The Run of Technology Through The Years It is a known fact that the world has always embraced emerging and disruptive technologies in its business environment. Earlier, Information Technology moved on mainframe technologies, then came the era of personal computers followed by client-server architecture and now it’s an era of cloud computing. Tech gurus often argue that the next few years would be a wave of cloud technologies.
Of late, IT managers have realised that huge investments in infrastructure have hardly been fruitful. They don’t get the desired RoI and doesn’t meet expectations. It is in this scenario that cloud computing is a huge boon. With decreasing budgets, companies have been looking to shell out on infrastructure or applications in cloud. The most benefited are the Small and Medium Businesses who run on tight budgets.
Data Is Critical Whether it is a mother uploading photographs of her new born, a student saving his study materials on his personal computer, a shop-owner keeping track of his inventory or a company executive maintaining his organization’s financials, no single individual desires to lose data intentionally. Initially, data was stored in magnetic tapes, then came disk-to-disk storage, next evolved the concept of virtualization and now it’s DR on cloud.
DRaaS: The New Service On The Block Disaster Recovery-as-a-Service or DRaaS is one such by-product of cloud computing which takes care of one’s data in crisis or emergency situations. Instead of having a dedicated on-premise DR in place, one can upload on cloud as the capital expenditure incurred is zero and operational expense incurred is minimum.
Within the ambit of cloud computing, companies in the DR area are developing software products and providing services that promise faster and comprehensive results in terms of ability to return back to business at the point where data flow was interrupted, due to an event of natural or man-made disaster.
The industry has observed a pattern of Merger and Acquisition with bigger companies taking over Independent Software Vendors (ISV) or product companies creating volatility in the DRaaS market. This is expected to continue or grow further, as companies are focusing on the mid-market, Small Business and SOHO user segment.

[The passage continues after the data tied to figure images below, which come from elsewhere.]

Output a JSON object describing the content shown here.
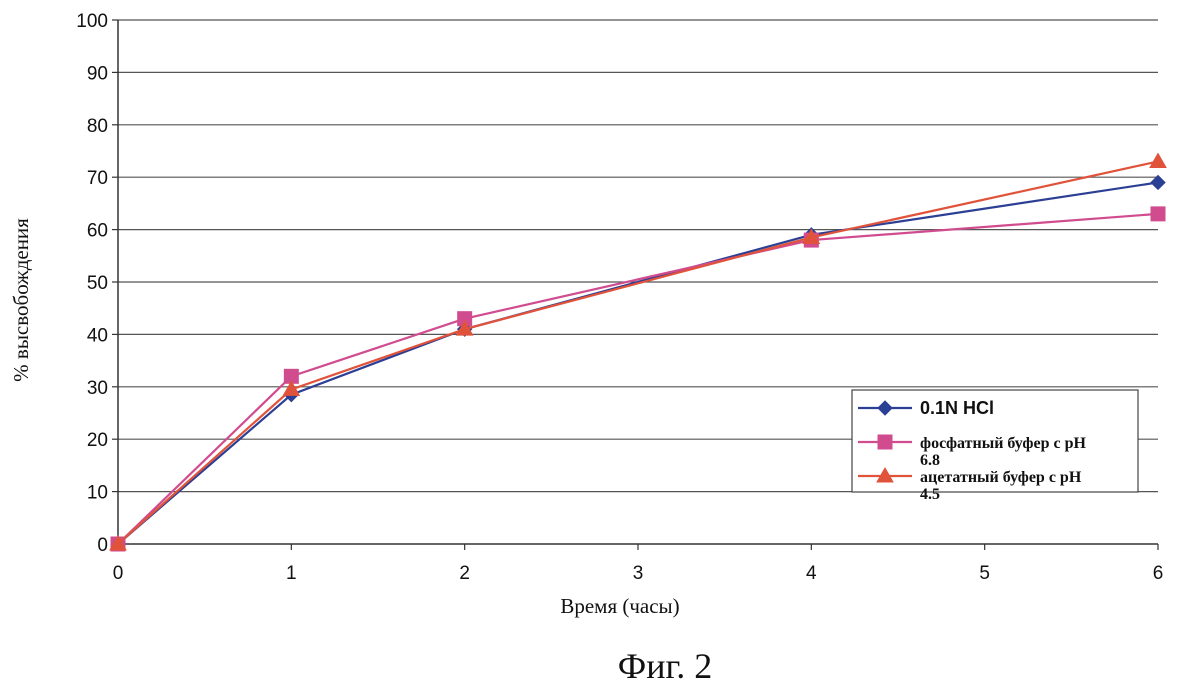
{
  "figure_caption": "Фиг. 2",
  "chart_data": {
    "type": "line",
    "xlabel": "Время (часы)",
    "ylabel": "% высвобождения",
    "xlim": [
      0,
      6
    ],
    "ylim": [
      0,
      100
    ],
    "xticks": [
      0,
      1,
      2,
      3,
      4,
      5,
      6
    ],
    "yticks": [
      0,
      10,
      20,
      30,
      40,
      50,
      60,
      70,
      80,
      90,
      100
    ],
    "grid": true,
    "legend_position": "right",
    "series": [
      {
        "name": "0.1N HCl",
        "color": "#2b3f94",
        "marker": "diamond",
        "x": [
          0,
          1,
          2,
          4,
          6
        ],
        "y": [
          0,
          28.5,
          41,
          59,
          69
        ]
      },
      {
        "name": "фосфатный буфер с pH 6.8",
        "color": "#d14b8f",
        "marker": "square",
        "x": [
          0,
          1,
          2,
          4,
          6
        ],
        "y": [
          0,
          32,
          43,
          58,
          63
        ]
      },
      {
        "name": "ацетатный буфер с pH 4.5",
        "color": "#e0533a",
        "marker": "triangle",
        "x": [
          0,
          1,
          2,
          4,
          6
        ],
        "y": [
          0,
          29.5,
          41,
          58.5,
          73
        ]
      }
    ]
  }
}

Market Size Currently, North America contributes to around 58.2% of the overall market and this is expected to further increase at least till 2021. In the following years, Europe and parts of APAC are assumed to play a greater role in DRaaS. The major players in this segment are the Cloud or Hosting Service Providers and the DR, Networking or Storage Service Providers. Enterprise and Mid-Market companies are the largest users for this "as-a-service" technology and both collectively account for more than 75% of the overall market share.
Financial houses happen to extract the most out of this while Manufacturing and Government are still two steps behind in terms of implementing cloud based DR.
DRaaS: Be Aware Though DR on cloud looks brilliant in terms of future prospects, lack of knowledge is one such area which poses a hurdle for companies to convince its customers to implement it. IT managers need to be educated properly and the Business Continuity (BC)/Disaster Recovery (DR) organizations are expected to play a major role in order to fulfill that need. Regulation and compliance with BC and DR standards as drafted by Business Continuity Institute, American Society for Industrial Security/ British Standard Institution and Disaster Recovery Institute International are at times flexible and not followed by some companies making customers re-think on having DR in place. This issue needs to be addressed sensitively so that it does not become a hindrance to the growth of this industry.
With good growth rates, DRaaS expects to perform better in years to follow. The industry appears optimistic and customers are ready to move DR on cloud once they are convinced. High investments by technology giants like IBM and Cisco are early sign of companies expecting returns from cloud technologies. Currently, Disaster Recovery-as-a-Service continues to be an infant in the "pay-as-you-use" model, but will soon prove to be a major game-changer.